New Zealand/Place names
New Zealand Place Names
This page is concerned with establishing consensus on how to deal with New Zealand place names.
It is for general use but is being developed in support of the LINZ data import.
There are two main issues:
- Localization (l10n) and language translations
- Establishing town size to tag name. (e.g. what population size before a village becomes a town?)
Localization
See the main OSM page: Key:name#Localization
- The ISO 639-1 two letter code for Māori is "mi".
- The ISO 639-1 two letter code for English is "en".
Together with the country code, we have mi_NZ and en_NZ locales.

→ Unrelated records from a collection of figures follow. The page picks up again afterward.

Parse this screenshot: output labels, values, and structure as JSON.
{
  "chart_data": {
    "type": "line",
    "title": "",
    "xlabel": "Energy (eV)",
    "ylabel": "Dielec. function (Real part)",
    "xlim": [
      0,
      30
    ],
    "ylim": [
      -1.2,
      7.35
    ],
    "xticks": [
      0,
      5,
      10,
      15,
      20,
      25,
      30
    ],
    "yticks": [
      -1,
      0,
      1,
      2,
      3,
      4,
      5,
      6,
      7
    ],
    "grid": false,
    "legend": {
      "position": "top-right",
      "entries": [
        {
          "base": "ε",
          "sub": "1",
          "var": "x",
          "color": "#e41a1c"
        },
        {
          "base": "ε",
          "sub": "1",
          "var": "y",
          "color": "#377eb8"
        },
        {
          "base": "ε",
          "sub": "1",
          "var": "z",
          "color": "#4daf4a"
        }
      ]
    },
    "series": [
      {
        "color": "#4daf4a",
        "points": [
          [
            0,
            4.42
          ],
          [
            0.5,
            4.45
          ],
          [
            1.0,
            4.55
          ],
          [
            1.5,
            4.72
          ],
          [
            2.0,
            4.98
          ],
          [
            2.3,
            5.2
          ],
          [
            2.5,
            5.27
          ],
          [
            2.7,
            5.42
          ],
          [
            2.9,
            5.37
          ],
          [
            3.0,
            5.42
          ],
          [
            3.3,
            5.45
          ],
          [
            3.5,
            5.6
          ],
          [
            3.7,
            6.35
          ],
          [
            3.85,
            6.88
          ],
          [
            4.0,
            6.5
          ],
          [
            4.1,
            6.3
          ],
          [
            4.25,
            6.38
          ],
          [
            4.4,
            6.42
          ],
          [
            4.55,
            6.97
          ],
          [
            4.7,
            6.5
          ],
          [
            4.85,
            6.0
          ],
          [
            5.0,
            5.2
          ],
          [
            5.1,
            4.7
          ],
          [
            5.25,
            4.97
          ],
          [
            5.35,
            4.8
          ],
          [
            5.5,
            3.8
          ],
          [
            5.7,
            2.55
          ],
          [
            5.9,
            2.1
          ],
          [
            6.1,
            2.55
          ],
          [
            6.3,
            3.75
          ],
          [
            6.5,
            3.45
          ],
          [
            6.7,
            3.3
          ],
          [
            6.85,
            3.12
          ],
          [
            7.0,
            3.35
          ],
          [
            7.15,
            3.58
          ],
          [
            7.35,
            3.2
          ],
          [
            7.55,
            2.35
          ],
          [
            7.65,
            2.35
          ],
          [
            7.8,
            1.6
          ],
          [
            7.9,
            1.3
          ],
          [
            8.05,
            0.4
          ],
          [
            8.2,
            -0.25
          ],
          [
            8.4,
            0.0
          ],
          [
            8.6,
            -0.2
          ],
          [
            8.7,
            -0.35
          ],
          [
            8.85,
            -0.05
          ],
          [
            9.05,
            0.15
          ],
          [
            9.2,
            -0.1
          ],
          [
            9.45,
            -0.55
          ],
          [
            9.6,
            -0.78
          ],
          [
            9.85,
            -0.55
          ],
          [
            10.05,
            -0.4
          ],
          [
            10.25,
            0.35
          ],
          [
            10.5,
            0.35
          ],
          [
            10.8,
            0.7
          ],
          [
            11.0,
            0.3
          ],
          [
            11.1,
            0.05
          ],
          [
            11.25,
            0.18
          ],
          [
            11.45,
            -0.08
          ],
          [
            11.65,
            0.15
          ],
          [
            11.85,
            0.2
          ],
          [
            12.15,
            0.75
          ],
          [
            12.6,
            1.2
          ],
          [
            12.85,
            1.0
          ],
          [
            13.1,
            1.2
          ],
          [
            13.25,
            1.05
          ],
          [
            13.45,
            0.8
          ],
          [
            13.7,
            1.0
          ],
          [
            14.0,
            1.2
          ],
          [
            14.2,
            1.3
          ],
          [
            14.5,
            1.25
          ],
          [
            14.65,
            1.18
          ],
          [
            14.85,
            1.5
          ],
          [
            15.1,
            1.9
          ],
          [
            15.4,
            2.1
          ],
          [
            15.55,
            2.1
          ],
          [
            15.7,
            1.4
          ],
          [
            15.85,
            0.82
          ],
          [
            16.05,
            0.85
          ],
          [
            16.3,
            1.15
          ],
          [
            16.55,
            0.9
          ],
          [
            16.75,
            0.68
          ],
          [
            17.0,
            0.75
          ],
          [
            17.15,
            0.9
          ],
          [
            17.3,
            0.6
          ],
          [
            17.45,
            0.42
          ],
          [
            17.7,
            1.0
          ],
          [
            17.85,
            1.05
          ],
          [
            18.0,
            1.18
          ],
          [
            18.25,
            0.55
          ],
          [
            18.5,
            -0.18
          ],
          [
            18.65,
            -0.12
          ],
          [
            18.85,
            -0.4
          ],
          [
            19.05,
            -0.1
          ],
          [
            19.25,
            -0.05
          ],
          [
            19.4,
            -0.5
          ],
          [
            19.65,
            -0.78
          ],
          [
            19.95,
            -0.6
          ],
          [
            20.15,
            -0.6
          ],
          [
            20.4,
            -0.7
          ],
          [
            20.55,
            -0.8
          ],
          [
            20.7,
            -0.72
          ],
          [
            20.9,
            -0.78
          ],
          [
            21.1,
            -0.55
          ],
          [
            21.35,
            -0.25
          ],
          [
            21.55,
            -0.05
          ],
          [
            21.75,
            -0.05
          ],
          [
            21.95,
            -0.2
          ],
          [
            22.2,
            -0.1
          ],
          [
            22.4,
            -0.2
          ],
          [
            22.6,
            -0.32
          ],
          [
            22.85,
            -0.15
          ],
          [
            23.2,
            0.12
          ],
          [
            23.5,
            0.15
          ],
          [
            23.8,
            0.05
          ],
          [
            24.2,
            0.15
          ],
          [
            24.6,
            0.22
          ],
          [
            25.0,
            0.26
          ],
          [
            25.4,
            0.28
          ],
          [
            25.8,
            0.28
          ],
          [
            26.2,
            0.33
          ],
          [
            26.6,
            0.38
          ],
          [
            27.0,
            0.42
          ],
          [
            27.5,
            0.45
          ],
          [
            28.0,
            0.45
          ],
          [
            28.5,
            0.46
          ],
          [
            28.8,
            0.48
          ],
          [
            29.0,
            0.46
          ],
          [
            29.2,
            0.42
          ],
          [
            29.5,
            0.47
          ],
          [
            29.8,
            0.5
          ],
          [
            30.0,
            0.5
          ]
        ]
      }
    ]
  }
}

An introduction to UTF-8 and Unicode
Non-latin letters, including macron variants of latin letters such as used by te reo Māori are stored in what is known as UTF-8.
Some introduction to the nitty gritty of how that all works:
- Unicode Macrons, mainly for Te Reo Māori
- Character Encodings
- Māori spell checker for OpenOffice howto
How to tag
name=the default name, used locally
name:mi=the name in Māori
name:en=the name in English
If a localised name such as name:mi
is added, always add the other one (name:en
) as well, even when it's the same as name
. The reason is that if a user has set their locale to Māori (preferred) and English (fallback), a map app can't determine the language of name
and will always prefer name:mi
and name:en
to name
, and if name:mi
is missing, it will display name:en
, even when the Māori name (that the user prefers) is in name
.
If all three names are the same, only name
is needed as there is no ambiguity.
name
should ideally be the name as spelled on the ground, mainly on traffic signs (these are the most useful for navigation). However, sometimes it can be ambiguous, in that case, it's better to prefer the name gazetted by NZGB. If the name on the ground is different to the name gazetted by NZGB, the official name can be put in official_name=*; some mappers also change name
in that case since new traffic sign will use that spelling while others prefer to keep the names on the ground until new signs start appearing.
For names checked with the NZGB Gazetteer, add ref:linz:place_id=* using the number in the last segment of the URL, e.g. if the URL is https://gazetteer.linz.govt.nz/place/54403, the ID is 54403 and the tag should be ref:linz:place_id=54403.
TODO: Open question: when to use which? for example:
name=Taranaki name:en=Mount Egmont name:mi=Taranaki
name=Kaikōura or Kaikoura ? name:en=Kaikoura name:mi=Kaikōura
Converting text
If you need to transform from ISO-8859-1 (basic latin) encoding to UTF-8 (supports advanced macrons) encoding environment, you can use the GNU iconv utility: (at least on Linux)
iconv -f ISO_8859-1 -t UTF-8 iso_file > utf_file
Interesting stuff to know
- Components of Māori place names translated
Sizes of populated places
A fair amount of work and decisions about matching NZ's ideas of what these are versus OSM's global conventions on what to call these has already been worked out as part of the LINZ data import & set up in Rob C's LINZ2OSM web app. TODO: summarize+copy that here so that everyone is working from the same page, and not trying to reinvent a wheel which already exists.